Nesse sentido, a série certamente vai abrir a discussão para esses e outros temas. E acho isso muito válido. Vamos admitir: o mundo (como um todo, pois cada um cuida de si) ainda é cheio de preconceitos. De raça, de classe social, de opção orientação sexual, entre outras pequenas diferenças que tornam algumas pessoas simplesmente imbecis. Em alguns momentos do piloto, The New Normal levanta bem essa bola, e em alguns momentos brinca com isso (quando até uma “vovó vadia” pode se tornar uma avó exemplar de vários netos). Uma coisa importante que a série lembra é que família nem sempre é aquela formada de “pai, mãe e filhos”. Família é aquele grupo de pessoas que são o seu porto seguro nos momentos de dificuldade, que te orienta quando você está perdido, e que te ama incondicionalmente. E, particularmente, não é a opção sexual orientação sexual de alguém que vai mudar esse princípio.
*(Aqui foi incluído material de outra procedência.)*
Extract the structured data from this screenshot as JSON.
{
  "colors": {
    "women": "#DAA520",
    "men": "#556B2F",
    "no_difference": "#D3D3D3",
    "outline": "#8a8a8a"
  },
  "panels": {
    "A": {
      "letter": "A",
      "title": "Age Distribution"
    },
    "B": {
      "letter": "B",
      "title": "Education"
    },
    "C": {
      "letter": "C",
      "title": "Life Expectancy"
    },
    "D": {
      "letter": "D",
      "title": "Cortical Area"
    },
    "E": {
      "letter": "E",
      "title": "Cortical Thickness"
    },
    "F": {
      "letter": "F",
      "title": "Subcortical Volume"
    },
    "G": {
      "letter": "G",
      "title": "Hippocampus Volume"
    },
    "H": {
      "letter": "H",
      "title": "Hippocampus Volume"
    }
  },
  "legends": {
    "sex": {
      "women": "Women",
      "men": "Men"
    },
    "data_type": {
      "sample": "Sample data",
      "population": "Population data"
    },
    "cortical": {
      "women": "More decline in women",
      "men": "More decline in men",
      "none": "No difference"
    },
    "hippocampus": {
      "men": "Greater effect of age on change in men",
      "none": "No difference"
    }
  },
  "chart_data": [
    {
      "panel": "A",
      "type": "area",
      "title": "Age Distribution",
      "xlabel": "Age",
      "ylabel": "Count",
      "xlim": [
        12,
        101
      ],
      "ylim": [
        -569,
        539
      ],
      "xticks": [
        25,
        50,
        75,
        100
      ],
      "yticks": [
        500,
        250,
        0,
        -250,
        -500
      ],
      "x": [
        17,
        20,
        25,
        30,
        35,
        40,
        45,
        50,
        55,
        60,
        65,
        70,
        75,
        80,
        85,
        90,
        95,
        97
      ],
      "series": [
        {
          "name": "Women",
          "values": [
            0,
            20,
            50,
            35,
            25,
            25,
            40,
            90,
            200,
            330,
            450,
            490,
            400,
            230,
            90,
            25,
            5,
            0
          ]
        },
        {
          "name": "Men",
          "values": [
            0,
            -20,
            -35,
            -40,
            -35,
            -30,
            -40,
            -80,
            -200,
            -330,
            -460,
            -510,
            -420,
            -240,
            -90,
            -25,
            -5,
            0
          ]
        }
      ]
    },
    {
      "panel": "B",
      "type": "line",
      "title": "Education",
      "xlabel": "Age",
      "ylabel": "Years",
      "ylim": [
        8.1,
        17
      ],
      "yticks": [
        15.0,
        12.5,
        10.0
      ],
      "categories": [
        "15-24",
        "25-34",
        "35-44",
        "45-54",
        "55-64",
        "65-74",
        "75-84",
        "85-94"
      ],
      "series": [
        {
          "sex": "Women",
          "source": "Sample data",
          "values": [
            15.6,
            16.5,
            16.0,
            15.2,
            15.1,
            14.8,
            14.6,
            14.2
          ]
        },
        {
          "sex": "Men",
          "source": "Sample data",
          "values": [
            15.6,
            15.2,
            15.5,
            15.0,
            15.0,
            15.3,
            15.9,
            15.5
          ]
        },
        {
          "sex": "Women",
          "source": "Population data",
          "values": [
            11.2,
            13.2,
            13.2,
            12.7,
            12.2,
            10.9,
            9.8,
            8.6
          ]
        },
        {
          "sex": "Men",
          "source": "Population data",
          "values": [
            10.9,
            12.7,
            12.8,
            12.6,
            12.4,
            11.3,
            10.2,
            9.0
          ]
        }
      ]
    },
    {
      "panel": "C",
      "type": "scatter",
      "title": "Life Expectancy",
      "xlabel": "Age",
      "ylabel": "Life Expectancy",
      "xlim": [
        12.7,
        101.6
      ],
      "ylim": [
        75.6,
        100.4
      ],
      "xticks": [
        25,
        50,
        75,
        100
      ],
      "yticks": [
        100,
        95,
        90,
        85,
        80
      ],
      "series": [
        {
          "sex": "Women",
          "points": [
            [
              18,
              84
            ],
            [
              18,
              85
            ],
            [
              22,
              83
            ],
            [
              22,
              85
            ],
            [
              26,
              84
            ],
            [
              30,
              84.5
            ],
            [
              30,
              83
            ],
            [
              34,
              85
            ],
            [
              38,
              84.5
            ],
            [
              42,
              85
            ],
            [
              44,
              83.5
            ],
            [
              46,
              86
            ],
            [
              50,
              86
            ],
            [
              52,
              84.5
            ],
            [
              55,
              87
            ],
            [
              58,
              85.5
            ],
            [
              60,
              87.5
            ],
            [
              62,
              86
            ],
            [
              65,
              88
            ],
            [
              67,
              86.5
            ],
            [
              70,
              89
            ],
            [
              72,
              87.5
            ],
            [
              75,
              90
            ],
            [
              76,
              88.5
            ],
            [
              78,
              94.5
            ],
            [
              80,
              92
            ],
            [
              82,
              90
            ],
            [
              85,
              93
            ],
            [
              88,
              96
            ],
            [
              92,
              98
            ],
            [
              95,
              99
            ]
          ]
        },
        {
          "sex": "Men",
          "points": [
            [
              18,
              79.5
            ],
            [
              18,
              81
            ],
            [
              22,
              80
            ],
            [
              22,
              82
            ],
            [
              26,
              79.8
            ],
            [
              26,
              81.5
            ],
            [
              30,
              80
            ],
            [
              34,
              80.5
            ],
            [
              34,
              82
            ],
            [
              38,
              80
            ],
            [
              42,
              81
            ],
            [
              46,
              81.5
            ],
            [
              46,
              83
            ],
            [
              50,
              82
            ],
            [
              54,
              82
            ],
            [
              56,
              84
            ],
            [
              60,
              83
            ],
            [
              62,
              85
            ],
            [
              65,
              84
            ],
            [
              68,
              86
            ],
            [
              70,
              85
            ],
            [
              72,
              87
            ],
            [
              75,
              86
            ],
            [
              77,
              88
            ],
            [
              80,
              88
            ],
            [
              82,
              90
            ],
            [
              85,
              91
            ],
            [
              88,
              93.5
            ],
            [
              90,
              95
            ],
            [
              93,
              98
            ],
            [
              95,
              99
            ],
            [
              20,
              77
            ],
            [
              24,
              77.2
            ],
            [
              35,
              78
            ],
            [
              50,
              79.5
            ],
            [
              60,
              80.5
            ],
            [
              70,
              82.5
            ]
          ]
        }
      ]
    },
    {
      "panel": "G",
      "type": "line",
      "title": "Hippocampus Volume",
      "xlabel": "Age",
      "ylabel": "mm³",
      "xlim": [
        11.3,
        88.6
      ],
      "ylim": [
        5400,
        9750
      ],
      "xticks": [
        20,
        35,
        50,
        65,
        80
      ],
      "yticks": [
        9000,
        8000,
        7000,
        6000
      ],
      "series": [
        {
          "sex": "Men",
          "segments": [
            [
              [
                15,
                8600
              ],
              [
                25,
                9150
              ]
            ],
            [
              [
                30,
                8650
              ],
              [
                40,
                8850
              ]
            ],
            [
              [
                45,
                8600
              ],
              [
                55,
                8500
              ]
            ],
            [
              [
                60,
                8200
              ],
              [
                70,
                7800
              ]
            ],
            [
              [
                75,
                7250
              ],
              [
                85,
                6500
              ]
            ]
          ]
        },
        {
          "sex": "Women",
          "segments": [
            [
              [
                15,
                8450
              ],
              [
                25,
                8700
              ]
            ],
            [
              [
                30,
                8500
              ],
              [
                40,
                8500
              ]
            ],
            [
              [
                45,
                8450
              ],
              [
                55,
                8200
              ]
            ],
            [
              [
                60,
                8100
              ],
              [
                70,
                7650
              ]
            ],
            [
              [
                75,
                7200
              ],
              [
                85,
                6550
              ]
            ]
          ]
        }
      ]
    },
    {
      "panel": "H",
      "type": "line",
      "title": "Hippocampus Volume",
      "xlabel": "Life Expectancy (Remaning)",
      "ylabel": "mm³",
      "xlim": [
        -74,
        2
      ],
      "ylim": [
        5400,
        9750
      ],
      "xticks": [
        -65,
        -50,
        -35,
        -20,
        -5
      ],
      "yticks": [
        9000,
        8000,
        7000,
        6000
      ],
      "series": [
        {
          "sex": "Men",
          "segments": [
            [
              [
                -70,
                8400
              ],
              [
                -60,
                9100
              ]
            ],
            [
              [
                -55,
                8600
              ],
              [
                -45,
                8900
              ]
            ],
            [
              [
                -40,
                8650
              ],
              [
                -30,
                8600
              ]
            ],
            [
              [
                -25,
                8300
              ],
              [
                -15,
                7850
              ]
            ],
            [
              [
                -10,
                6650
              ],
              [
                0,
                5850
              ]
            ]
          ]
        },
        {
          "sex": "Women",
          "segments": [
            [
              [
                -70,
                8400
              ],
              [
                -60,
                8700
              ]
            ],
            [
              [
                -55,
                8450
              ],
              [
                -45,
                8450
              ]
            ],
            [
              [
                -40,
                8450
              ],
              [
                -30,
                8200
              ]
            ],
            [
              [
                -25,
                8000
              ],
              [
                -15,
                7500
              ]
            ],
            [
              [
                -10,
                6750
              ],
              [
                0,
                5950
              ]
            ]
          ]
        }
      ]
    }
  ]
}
Bom, agora vamos ver como esse piloto se saiu, como piloto de série de comédia.

Eu terminei o piloto de The New Normal com dor de cabeça!

Mas, calma! A série não é uma porcaria. Quero dar mais algumas chances, por causa de tudo o que eu disse nas últimas linhas acima. Porém, como piloto de comédia, para ser engraçado, eu achei fraco. Ou é aquele “humor sutil”, que fica nas entrelinhas. Não sei. De qualquer forma, não consegui me importar muito com os personagens, ou a ponto de considerar ver mais um episódio por causa da história deles. Achei Goldie um tanto quanto “sem gosto” (talvez porque sua personagem esteja realmente em um momento onde se vê perdida), e mesmo sua filha Shania não tem aquela carisma que eu espero que uma criança de oito anos de idade (culpa de Mondern Family, admito).
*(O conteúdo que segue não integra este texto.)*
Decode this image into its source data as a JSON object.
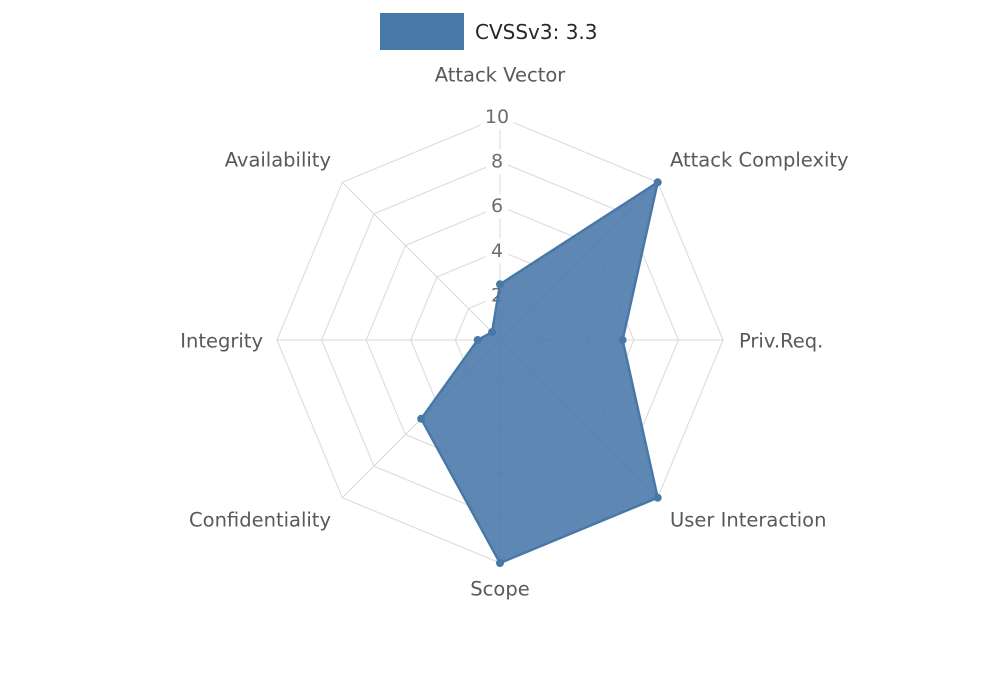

O casal gay até que é bacana, e realmente se mostra como um casal moderno (um deles gosta de esportes a ponto de apostar em esportes), mas ainda falta ver um pouco mais para saber se eles podem mesmo ser os grandes protagonistas da série que eu espero. Talvez o melhor personagem desse piloto seja a avó de Goldie, que mesmo em um piloto truncado e meio devagar, se destacou fazendo bem o seu papel de megera insensível e preconceituosa.

Destaco aqui algumas referências leves do universo gay (não me perguntem como eu entendi, pois jamais contarei para vocês), e a parte final do piloto, quando Jane revela por que tem esse rancor todo sobre os homossexuais. E acredite: explica mesmo.

Eu recomendo que você veja o piloto de The New Normal pelos dois motivos apresentados. No meu gosto, é fraco como comédia, mas quero ver se a dupla Ryan/Brad vai manter a proposta de levantar a discussão sobre “o que é normal nessa vida?”. Afinal de contas, “família é família; e amor, é amor”. Tanto na lei dos homens quanto na Lei de Deus (ou de qualquer outra entidade que você, leitor, acredita), o que importa é que…

…a melhor família que você pode ter é aquela que você vai dar e receber amor. Incondicionalmente. E o mais importante: sem preconceitos.